Because of the people I was with, we were given a VIP tour aboard the admiral’s barge. Our small group spent a long time at the Arizona Memorial. One of us, much older than I, noted a name he recognized from his very small Minnesota hometown. He cried. I didn’t understand. I was a history buff and mesmerized by everything I saw. At the time, surrounded by the tropical beauty of Hawaii, it seemed more heroically romantic than tragic. Since then I’ve been back several times as an ordinary tourist. I think it’s a place everyone should visit if they have the chance, but not without also visiting Punchbowl, the National Cemetery of the Pacific.
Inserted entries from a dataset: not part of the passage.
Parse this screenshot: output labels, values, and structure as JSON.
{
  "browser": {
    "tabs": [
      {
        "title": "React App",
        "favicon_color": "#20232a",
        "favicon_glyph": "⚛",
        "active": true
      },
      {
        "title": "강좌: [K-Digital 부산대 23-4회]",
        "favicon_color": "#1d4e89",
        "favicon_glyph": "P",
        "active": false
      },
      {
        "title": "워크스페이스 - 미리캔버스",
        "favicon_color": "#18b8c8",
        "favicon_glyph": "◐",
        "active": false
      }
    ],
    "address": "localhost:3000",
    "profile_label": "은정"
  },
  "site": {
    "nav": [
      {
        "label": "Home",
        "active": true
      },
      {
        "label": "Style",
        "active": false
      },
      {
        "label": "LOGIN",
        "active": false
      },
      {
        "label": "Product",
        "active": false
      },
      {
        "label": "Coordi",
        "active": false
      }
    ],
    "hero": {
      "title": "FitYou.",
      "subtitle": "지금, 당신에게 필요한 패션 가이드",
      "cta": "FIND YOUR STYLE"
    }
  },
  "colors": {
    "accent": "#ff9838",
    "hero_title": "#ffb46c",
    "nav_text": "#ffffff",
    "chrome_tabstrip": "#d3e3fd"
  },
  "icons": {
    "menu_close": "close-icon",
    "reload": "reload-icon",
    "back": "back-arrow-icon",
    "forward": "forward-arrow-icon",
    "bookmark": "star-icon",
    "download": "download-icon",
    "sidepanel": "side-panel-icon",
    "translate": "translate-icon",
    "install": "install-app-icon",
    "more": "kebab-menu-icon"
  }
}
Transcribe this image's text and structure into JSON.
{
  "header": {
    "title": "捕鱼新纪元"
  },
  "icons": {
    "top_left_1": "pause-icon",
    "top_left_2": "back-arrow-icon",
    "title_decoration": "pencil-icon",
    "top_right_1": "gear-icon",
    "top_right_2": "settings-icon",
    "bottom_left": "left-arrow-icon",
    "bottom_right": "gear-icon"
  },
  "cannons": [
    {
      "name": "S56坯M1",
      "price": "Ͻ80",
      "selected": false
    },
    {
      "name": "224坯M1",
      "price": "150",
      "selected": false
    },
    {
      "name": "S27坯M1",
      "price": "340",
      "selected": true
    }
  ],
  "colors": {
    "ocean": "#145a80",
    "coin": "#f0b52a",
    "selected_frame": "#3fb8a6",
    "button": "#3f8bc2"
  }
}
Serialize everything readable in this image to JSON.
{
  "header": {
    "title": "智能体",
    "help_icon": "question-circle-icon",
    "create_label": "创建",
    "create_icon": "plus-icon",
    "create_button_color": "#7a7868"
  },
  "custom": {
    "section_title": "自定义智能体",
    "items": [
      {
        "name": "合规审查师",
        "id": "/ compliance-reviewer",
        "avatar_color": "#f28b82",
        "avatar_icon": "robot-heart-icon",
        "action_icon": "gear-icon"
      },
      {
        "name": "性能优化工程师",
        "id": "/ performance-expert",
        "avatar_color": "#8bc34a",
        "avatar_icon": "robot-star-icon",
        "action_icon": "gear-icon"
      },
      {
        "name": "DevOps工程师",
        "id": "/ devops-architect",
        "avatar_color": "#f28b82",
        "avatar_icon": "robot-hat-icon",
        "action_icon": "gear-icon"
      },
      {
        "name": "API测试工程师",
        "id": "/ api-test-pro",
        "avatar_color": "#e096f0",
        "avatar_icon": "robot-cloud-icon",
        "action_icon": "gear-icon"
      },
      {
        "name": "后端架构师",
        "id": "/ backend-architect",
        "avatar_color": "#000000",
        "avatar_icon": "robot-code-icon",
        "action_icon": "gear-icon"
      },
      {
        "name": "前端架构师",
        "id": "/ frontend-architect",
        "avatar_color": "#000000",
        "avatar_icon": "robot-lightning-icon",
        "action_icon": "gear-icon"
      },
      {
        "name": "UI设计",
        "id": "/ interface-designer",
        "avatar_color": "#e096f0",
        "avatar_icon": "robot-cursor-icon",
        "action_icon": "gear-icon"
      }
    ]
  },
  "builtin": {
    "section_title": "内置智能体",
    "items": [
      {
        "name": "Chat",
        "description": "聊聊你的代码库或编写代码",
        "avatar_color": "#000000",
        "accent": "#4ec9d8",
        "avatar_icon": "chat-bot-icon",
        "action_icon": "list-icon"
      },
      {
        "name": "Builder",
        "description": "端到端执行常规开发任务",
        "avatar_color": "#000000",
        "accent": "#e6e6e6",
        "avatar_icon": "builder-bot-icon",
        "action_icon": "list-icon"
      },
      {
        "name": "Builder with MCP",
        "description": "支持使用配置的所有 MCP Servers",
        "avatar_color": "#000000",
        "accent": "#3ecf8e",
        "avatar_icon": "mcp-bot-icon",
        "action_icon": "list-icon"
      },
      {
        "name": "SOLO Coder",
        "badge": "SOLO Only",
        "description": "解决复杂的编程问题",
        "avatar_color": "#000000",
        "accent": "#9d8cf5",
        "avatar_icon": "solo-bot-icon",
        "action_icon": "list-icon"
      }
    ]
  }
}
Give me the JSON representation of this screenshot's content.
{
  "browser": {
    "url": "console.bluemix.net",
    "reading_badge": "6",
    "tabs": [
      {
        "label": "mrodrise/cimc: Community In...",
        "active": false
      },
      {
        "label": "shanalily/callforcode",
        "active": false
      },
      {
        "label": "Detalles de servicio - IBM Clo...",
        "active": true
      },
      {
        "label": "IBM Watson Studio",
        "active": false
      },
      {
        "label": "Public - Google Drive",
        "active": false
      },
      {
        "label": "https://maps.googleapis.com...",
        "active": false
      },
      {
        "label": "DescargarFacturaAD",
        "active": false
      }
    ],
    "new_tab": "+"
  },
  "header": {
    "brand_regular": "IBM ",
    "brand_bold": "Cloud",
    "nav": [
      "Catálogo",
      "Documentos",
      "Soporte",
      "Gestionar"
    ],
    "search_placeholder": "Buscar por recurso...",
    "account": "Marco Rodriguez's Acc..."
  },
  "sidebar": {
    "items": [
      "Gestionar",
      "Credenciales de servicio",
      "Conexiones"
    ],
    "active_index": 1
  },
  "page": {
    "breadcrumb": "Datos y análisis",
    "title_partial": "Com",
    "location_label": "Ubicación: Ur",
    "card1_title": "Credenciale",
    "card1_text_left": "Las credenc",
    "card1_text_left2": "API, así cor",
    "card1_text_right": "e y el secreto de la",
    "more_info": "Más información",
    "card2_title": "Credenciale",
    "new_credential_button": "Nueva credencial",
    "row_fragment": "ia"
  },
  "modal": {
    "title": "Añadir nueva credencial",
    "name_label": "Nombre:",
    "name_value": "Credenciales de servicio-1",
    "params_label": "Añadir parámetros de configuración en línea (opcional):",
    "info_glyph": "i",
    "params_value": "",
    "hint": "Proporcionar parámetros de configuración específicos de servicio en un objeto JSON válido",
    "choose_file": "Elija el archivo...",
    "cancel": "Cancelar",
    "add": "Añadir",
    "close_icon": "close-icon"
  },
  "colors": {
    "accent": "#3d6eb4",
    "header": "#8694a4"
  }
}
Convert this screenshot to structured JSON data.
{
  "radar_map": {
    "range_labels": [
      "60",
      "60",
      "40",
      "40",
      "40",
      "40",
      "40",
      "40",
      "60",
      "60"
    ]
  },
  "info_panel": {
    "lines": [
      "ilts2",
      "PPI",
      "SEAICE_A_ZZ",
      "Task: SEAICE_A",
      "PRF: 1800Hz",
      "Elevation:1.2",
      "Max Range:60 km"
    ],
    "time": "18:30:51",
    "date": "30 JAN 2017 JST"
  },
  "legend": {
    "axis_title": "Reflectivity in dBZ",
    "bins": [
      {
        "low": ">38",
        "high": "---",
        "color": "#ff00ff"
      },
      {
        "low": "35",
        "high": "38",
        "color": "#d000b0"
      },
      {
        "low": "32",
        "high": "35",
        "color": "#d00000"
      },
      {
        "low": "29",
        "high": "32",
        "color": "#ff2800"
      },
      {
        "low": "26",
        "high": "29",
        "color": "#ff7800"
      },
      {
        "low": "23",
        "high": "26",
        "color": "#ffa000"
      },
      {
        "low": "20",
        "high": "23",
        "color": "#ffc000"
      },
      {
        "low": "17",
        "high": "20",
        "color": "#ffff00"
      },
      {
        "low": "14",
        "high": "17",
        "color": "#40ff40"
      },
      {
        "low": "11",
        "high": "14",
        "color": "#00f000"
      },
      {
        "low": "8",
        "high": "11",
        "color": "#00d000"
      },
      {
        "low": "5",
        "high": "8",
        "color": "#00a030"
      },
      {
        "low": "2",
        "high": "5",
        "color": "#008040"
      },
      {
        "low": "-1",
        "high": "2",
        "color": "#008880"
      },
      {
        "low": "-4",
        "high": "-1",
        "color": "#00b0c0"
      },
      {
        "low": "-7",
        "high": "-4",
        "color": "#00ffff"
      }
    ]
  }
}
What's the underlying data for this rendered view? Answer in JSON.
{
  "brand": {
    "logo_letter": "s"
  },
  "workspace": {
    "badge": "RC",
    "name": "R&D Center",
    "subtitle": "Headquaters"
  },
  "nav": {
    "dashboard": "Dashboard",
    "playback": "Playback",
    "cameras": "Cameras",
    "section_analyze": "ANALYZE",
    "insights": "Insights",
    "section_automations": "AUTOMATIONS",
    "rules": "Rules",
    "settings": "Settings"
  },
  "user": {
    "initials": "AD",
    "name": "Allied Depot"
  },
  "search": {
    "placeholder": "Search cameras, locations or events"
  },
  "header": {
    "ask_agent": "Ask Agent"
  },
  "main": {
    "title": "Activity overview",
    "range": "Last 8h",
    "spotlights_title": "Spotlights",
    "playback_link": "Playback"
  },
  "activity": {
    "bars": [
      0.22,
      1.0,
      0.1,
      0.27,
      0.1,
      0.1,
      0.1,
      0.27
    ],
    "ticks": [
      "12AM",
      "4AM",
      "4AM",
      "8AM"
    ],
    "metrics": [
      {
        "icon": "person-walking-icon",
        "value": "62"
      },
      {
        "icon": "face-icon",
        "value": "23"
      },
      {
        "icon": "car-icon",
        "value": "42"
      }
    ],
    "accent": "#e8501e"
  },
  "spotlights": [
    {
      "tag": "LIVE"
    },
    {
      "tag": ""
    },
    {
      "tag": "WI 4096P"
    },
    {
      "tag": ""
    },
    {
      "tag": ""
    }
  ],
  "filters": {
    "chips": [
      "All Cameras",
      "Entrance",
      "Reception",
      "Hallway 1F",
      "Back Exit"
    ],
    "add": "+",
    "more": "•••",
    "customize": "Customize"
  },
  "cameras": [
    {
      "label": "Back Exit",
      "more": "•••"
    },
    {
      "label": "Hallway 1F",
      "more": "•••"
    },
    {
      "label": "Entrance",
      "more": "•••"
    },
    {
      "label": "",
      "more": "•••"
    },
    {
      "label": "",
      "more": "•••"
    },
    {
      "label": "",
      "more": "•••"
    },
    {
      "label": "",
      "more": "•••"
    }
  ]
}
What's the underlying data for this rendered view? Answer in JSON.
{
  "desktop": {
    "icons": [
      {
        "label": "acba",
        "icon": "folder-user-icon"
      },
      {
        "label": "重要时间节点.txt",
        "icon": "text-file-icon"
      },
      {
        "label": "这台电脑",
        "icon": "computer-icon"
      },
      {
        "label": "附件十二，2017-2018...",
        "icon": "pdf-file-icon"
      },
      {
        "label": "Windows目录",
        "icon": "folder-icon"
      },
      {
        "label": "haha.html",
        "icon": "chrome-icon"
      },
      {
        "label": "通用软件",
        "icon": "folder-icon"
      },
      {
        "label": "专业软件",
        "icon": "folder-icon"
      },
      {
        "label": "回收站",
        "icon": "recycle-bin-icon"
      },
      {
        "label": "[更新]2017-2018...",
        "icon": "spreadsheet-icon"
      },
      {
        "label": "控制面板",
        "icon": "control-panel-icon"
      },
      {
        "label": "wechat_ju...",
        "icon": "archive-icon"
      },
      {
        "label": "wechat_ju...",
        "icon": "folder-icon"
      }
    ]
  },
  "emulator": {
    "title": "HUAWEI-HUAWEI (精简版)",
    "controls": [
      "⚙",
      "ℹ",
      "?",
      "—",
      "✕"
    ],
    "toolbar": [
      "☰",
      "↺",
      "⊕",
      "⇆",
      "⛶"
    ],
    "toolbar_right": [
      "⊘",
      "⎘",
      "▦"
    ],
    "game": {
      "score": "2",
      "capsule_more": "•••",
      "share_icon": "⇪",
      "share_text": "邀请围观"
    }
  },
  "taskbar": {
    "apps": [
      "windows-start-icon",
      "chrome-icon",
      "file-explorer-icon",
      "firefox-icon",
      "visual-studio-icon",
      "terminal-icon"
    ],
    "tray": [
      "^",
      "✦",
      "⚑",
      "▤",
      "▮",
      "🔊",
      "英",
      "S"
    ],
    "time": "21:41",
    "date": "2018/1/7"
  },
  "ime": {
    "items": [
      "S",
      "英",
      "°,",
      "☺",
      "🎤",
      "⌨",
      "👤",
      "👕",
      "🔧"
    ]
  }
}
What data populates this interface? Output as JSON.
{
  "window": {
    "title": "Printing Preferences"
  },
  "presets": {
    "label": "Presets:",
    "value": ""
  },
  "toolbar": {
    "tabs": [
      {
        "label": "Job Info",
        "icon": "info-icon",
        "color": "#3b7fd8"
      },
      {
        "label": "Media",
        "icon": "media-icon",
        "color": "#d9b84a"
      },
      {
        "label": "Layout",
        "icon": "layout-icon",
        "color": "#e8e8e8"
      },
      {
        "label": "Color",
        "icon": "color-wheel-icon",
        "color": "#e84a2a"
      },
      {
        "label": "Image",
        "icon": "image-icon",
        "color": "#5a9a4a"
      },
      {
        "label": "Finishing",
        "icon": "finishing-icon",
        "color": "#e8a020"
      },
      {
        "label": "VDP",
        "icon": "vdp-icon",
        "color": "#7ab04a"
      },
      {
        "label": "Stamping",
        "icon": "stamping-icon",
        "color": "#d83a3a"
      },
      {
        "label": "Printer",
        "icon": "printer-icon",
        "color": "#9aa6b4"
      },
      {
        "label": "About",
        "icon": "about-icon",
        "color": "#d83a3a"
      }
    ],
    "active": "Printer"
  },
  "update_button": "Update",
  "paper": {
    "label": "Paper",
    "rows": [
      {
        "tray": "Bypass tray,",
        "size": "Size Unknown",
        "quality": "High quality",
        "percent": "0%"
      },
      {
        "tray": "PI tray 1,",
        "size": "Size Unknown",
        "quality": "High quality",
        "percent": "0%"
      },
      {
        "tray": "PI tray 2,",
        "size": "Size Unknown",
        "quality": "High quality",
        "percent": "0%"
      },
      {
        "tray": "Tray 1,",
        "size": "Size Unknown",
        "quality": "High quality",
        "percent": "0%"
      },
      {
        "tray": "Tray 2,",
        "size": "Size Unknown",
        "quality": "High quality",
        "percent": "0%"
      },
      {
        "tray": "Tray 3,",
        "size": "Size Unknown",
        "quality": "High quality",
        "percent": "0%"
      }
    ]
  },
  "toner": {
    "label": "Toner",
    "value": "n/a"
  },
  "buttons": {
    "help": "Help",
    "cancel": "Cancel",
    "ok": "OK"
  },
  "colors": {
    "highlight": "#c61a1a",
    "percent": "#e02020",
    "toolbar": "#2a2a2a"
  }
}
The tens of thousands of grave markers in a parklike setting high above Honolulu do not honor romantic heroes. They mark the graves of ordinary young men, and some women, who had no intention of dying, who only wanted to survive to go home, who did not fully understand what it meant to kill another human being, who were probably scared out of their minds, but who, nevertheless, did what their country called on them to do. William Manchester wrote “Goodbye, Darkness: A Memoir of the Pacific War,” the record of his cathartic journey to visit the battle sites of the Pacific that had haunted his nightmares for decades following his service in the Marines. It’s a reminder to his readers that war should never be romanticized, sentimentalized, or trivialized. But neither should it or it’s lessons be forgotten.
We must remember, not to celebrate, but with a certain gravitas leading to renewed commitment to work harder for life than death, harder for justice than oppression, harder for peace than war.